3.5 De onderdelen 4b en 4c richten zich tegen 's Hofs rechtsoverweging 11, waarin het Hof heeft geoordeeld dat [eiseres 2] op de door de curator tegen haar ingestelde vordering niet in mindering mag brengen de bedragen waarvoor zij ten gevolge van de toepassing van art. 16a Coördinatiewet Sociale Verzekering jegens de Nieuwe Algemene Bedrijfsvereniging aansprakelijk is in verband met werknemersverzekeringspremies, die ter zake van de ingeleende arbeidskrachten verschuldigd zijn geworden.
Deze onderdelen treffen doel.

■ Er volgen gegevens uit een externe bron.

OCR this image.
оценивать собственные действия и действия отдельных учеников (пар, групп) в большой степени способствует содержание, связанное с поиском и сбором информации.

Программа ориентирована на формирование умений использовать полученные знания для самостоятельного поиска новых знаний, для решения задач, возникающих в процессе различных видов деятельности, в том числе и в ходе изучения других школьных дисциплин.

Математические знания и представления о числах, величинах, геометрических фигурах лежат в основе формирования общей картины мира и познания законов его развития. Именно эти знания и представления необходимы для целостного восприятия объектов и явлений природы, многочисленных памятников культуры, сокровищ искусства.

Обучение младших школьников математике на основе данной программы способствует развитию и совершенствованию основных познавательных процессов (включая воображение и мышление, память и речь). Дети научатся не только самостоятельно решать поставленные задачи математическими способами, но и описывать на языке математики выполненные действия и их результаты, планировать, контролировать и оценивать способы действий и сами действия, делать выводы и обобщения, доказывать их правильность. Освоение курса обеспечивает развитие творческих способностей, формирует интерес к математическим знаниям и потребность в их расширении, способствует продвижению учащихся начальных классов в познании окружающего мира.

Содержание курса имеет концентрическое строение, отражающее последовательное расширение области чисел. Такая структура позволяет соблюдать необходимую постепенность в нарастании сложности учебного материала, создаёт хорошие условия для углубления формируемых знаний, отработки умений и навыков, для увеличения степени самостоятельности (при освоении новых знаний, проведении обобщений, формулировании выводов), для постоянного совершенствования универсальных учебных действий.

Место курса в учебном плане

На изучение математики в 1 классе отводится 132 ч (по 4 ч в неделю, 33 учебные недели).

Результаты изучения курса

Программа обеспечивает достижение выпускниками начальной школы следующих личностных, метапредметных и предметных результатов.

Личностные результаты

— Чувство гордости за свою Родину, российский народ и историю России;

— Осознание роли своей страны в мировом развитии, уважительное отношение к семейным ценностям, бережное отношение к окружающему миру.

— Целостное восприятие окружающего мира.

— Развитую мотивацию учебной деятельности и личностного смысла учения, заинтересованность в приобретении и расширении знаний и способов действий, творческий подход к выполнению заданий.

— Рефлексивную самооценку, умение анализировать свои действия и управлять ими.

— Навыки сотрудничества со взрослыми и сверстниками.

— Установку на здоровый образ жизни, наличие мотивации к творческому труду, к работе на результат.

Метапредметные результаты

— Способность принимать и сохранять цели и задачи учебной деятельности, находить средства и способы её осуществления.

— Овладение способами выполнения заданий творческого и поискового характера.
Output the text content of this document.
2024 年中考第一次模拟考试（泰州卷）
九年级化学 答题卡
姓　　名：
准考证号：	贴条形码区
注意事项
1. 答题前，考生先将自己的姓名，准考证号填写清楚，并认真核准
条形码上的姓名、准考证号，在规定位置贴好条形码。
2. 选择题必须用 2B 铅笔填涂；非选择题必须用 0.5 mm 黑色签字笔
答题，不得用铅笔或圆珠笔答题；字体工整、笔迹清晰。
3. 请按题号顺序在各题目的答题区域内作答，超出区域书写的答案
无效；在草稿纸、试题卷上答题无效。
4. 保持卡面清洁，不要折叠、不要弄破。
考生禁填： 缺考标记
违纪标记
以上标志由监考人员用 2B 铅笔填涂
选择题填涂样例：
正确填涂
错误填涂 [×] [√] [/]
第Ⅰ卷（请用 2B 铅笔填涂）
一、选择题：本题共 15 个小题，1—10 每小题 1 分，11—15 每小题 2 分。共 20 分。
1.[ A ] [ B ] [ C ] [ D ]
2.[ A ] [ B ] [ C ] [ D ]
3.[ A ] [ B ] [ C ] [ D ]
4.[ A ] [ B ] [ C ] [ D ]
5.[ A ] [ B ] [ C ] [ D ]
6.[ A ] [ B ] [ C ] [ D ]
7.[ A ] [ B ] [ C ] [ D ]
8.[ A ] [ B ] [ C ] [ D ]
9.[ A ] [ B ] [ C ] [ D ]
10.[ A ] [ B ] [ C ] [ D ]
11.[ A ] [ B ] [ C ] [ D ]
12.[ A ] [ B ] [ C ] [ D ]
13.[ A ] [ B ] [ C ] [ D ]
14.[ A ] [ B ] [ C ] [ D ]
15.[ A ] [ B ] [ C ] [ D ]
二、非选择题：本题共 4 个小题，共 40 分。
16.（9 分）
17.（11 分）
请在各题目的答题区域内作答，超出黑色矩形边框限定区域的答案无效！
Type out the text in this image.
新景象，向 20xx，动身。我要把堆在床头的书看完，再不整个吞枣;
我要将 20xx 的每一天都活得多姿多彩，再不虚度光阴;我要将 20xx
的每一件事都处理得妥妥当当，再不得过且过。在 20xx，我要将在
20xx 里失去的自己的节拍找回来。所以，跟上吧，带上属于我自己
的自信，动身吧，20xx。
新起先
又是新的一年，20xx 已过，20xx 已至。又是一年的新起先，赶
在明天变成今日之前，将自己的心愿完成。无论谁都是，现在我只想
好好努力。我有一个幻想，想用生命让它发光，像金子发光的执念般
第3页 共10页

De aard van de betreffende hoofdelijke medeaansprakelijkheid voor de premieschulden die in de onderlinge verhouding tussen Bouwservice en [eiseres 2] in beginsel eerstgenoemde als werkgever van de uitgeleende arbeidskrachten aangingen, brengt mee dat [eiseres 2] voor hetgeen door haar uit hoofde van deze aansprakelijkheid aan de bedrijfsvereniging is voldaan, in beginsel regres op Bouwservice heeft, zodat [eiseres 2] voor de te dier zake door haar eventueel betaalde bedragen een tegenvordering heeft, die op de voet van art. 53 F voor verrekening met de vordering van de curator in aanmerking komt. Het hof heeft dit kennelijk miskend.
4. Beslissing
De Hoge Raad:
vernietigt het arrest van het Gerechtshof te Arnhem van 25 juli 1989;
verwijst de zaak naar het Gerechtshof te 's-Hertogenbosch ter verdere behandeling en beslissing;
veroordeelt de curator in de kosten van het geding in cassatie, tot op deze uitspraak aan de zijde van [eiseres 2] begroot op ƒ 1.519,-- aan verschotten en ƒ 3.000,-- voor salaris.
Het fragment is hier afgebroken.